The second derivative (\(\frac{d^2y}{dx^2}\)) is given by \(\frac{d}{dt} (\frac{dy}{dx}) / \frac{dx}{dt}\) First, find \(\frac{d}{dt}(\frac{dy}{dx}): -\frac{d}{dt}(\frac{\cos t}{2 \sin t})\)Then, divide that by \( \frac{dx}{dt}\):\(\frac{d^2y}{dx^2} = \frac{\frac{d}{dt}(\frac{\cos t}{2 \sin t})}{ \frac{dx}{dt} }\)
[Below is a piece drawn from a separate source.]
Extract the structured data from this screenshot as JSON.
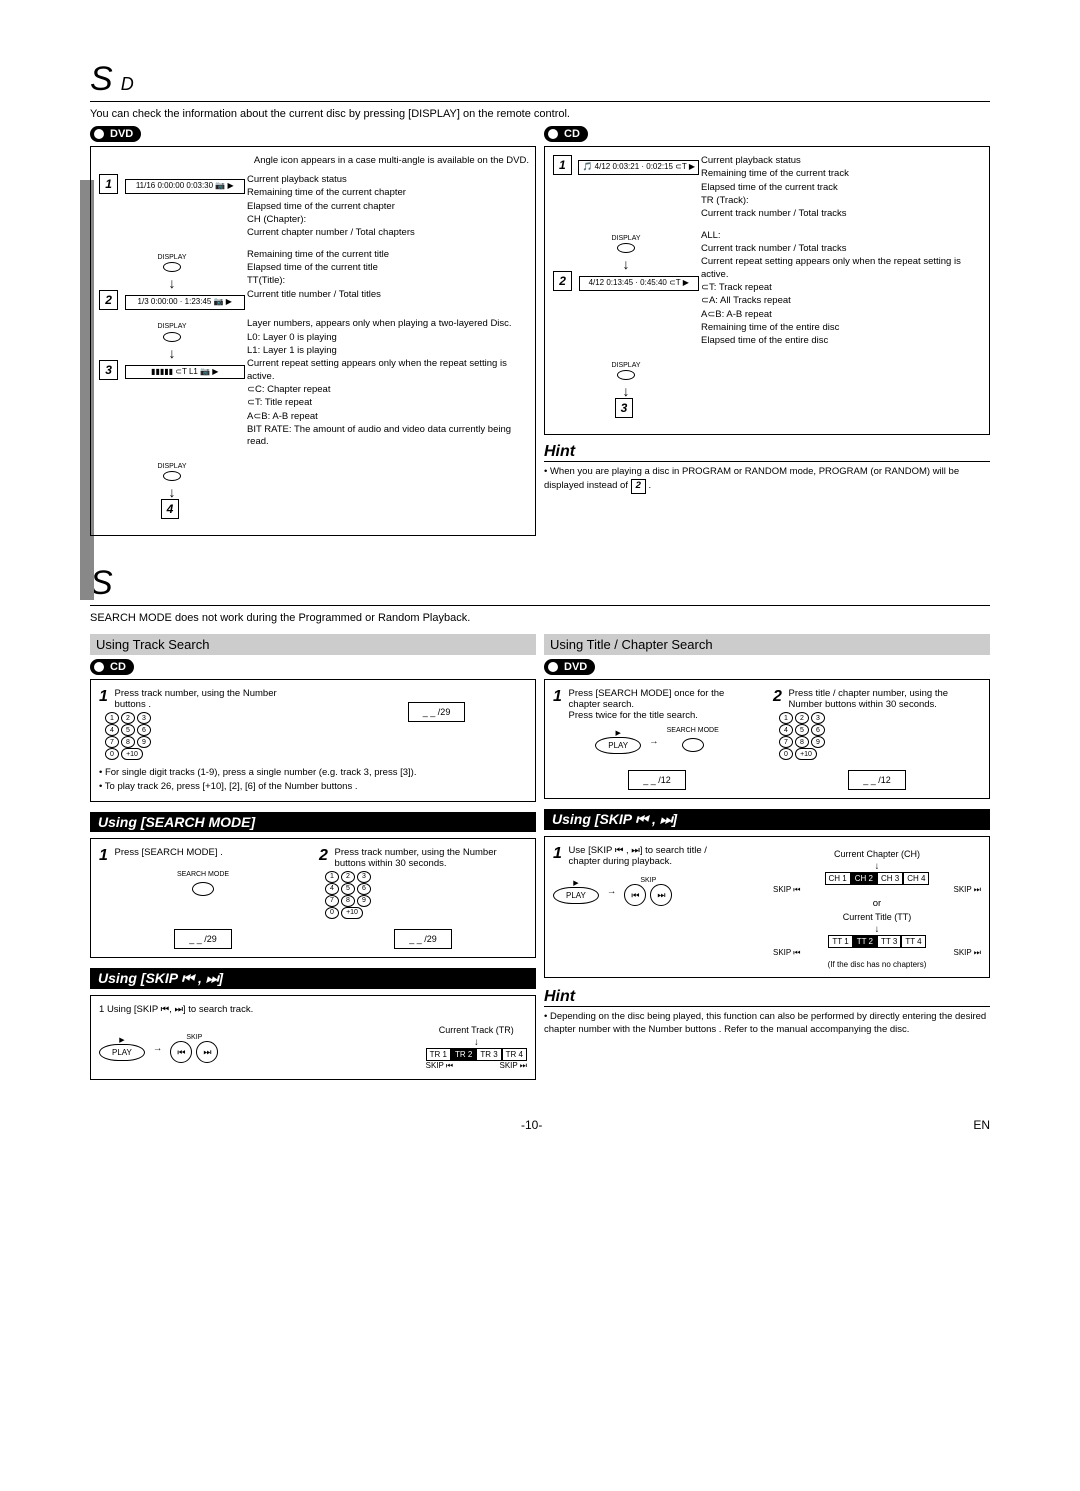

Finally, determine the values of \(t\) where \(\frac{d^2y}{dx^2}\) is positive or negative. Recall that the curve is concave upward at values of \(t\) where \(\frac{d^2y}{dx^2}\) is positive, and concave downward where it is negative.